William Mann, astronomer, was born in the Borough of Lewisham, now part of London, as the third son of Major-General Cornelius Mann. He was privately educated. The family moved to Gibraltar in 1830, where General Mann commanded the Royal Engineers. In 1837, having completed his schooling, William returned to England to study and prepare for a profession. Among others he took an engineering and surveying course at Chatham, Kent, where there was an engineering school. In April 1839 he was appointed second assistant to Thomas Maclear* at the Royal Observatory, Cape of Good Hope, and arrived at the Cape on 22 October, bringing with him standards of length, compensation bars and other survey instruments for Maclear's survey of an arc of meridian. Despite being colour blind Mann was artistically inclined and, although no extensive sketchbooks by him are extant, his sketches in letters, diaries and field survey books show him to have been an accomplished artist. He became firm friends with the observatory's first assistant, Charles P. Smyth*
Both Mann and Smyth spent much of their time during the next six years on the arc of meridian survey, first assisting Maclear in measuring, with great precision, a 13 km base-line in the Swartland and thereafter carrying out the triangulation. The angular measurements were made with the best available theodolites and were often repeated 100 times or more. The arc stretched from the Royal Observatory in Cape Town to a point beyond the Kamiesberg in Bushmanland (a total north-south distance of some 500 km), while the triangulation was extended eastwards from Cape Town to Cape Agulhas. It was difficult work, often carried out in poor weather conditions, and entailed considerable hardships. Mann performed his tasks with great skill and enthusiasm, preferring life in the field to routine work at the observatory. In November 1845, while engaged on the triangulation to Cape Agulhas, he fell from his horse and suffered head injuries that plagued him for the rest of his life. Smyth had just resigned his post and Mann succeeded him as first assistant in January 1846. However, his injuries necessitated a visit to England to recuperate. He returned to the Cape in December 1847 to take up his new post. He showed great aptitude for mathematics and was extremely patient and persevering, and fastidiously scrupulous in his work. Maclear declared that "His powerful intellect, his unflinching integrity and industry enable me to trust him with confidence on all occasions... being certain that whatever is practicable he will accomplish, and that what he does will be sure to be well done" (William Mann, 1948, p. 45). In January 1854 Mann married Caroline Maclear, one of Thomas Maclear's daughters. They eventually had five sons and six daughters.

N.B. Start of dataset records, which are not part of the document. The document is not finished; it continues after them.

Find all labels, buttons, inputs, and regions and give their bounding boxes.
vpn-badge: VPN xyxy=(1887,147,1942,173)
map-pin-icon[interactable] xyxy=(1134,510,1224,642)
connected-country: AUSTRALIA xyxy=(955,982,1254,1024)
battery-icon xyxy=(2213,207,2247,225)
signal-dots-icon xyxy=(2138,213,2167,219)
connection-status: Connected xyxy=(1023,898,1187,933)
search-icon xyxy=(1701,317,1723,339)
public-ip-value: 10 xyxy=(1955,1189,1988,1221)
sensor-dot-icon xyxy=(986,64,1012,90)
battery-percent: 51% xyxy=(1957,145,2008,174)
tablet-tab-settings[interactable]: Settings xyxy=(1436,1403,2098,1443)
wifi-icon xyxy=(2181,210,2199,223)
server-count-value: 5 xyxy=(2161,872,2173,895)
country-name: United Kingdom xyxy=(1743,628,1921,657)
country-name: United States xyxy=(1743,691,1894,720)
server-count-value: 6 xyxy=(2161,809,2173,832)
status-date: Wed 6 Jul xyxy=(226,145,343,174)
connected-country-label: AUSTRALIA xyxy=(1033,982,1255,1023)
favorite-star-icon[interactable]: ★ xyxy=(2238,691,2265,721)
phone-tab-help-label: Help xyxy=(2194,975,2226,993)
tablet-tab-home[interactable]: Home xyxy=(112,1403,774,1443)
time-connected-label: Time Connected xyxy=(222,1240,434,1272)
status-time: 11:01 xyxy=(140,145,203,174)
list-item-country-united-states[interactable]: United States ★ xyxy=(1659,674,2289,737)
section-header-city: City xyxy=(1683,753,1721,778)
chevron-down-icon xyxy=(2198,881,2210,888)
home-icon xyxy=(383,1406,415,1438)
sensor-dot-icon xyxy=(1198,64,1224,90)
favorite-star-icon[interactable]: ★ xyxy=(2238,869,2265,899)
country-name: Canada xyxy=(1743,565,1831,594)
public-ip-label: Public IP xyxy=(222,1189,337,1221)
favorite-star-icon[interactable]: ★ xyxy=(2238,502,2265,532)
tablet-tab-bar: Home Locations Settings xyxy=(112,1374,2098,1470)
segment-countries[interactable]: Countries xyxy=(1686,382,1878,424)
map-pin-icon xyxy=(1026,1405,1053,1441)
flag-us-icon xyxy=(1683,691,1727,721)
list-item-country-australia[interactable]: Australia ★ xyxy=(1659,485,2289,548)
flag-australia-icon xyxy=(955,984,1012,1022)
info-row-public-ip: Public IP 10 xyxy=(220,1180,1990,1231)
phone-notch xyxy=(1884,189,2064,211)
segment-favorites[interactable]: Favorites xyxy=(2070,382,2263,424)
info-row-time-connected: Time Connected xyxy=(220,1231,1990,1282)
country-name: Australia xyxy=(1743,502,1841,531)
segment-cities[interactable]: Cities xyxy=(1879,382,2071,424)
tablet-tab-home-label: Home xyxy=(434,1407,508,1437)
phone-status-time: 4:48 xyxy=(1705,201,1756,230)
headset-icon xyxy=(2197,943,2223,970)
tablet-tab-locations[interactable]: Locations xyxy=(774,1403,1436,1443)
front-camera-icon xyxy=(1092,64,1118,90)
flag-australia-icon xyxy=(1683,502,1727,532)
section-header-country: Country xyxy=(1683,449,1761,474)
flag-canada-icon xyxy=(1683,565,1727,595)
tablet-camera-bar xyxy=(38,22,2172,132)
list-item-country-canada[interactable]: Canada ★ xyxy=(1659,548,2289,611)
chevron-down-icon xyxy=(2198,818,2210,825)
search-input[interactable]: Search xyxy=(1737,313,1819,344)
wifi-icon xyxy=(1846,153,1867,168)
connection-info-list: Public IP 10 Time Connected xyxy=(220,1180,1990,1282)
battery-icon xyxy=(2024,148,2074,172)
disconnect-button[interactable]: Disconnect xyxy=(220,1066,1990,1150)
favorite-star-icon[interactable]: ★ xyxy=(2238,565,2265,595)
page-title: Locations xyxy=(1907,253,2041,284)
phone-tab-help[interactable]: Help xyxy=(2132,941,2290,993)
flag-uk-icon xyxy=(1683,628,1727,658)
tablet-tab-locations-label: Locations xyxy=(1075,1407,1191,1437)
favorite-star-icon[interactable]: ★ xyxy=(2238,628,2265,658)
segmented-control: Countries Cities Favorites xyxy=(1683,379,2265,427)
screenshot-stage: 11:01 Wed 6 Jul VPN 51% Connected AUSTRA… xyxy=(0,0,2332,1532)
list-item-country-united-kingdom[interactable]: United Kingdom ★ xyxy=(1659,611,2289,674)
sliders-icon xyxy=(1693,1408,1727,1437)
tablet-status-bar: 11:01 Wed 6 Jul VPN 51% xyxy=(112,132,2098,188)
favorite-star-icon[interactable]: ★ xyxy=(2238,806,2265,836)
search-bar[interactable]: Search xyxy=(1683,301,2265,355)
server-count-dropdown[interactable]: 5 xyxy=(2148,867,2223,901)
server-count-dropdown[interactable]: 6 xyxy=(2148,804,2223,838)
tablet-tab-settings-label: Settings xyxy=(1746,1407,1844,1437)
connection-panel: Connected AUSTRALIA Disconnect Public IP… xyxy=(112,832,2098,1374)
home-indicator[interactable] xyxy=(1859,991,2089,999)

After completion of the survey Mann was engaged in regular observing and calculating at the observatory. In October 1852 Maclear sent him to England to study the mechanics and method of mounting of a large new transit circle for the Cape. After his return in December 1853 his mechanical ability enabled him to carry out much of the work involved in installing the instrument without skilled assistance. Later he used the instrument to determine the "Mean right ascensions and north polar distances of stars compared with comet I, 1864, at the Royal Observatory, Cape of Good Hope..." (Memoirs of the Royal Astronomical Society, 1866). Three years later he published "Observations of the transit of Mercury over the sun's disc on November 4th, 1868, at the Royal Observatory, Cape of Good Hope" in the Monthly Notices of the Astronomical Society.
During Maclear's absence in England in 1859 Mann was in charge of the observatory for nine months. The next year he was appointed a member of the newly created Meteorological Committee (later Meteorological Commission) of the Cape of Good Hope, remaining a member to his death. In 1863 he was offered the post of government astronomer in Sydney, Australia, but declined it, perhaps hoping to succeed Maclear. By this time he had developed an interest in comets and among others made a long series of observations of Encke's comet. While involved in this work he began to suffer from a severe bronchial condition from which he never completely recovered. It led him to visit Dr Robert James Mann* in Pietermaritzburg during March and April 1866, and to pay an extended visit to England from May to November the next year. Though Maclear wished Mann to succeed him as Her Majesty's Astronomer at the Cape, he was considered too old, and perhaps too unwell. E.J. Stone* was appointed to the post when Maclear retired in 1870, with Mann staying on as first assistant. In March 1871 he was belatedly elected a Fellow of the Royal Astronomical Society. In June 1872 scarlet fever broke out at the observatory. Mann suffered a severe attack, while two of his children died from the disease. After 32 years of unspectacular but valuable service he retired in December 1872 as a result of ill health and died a few months later.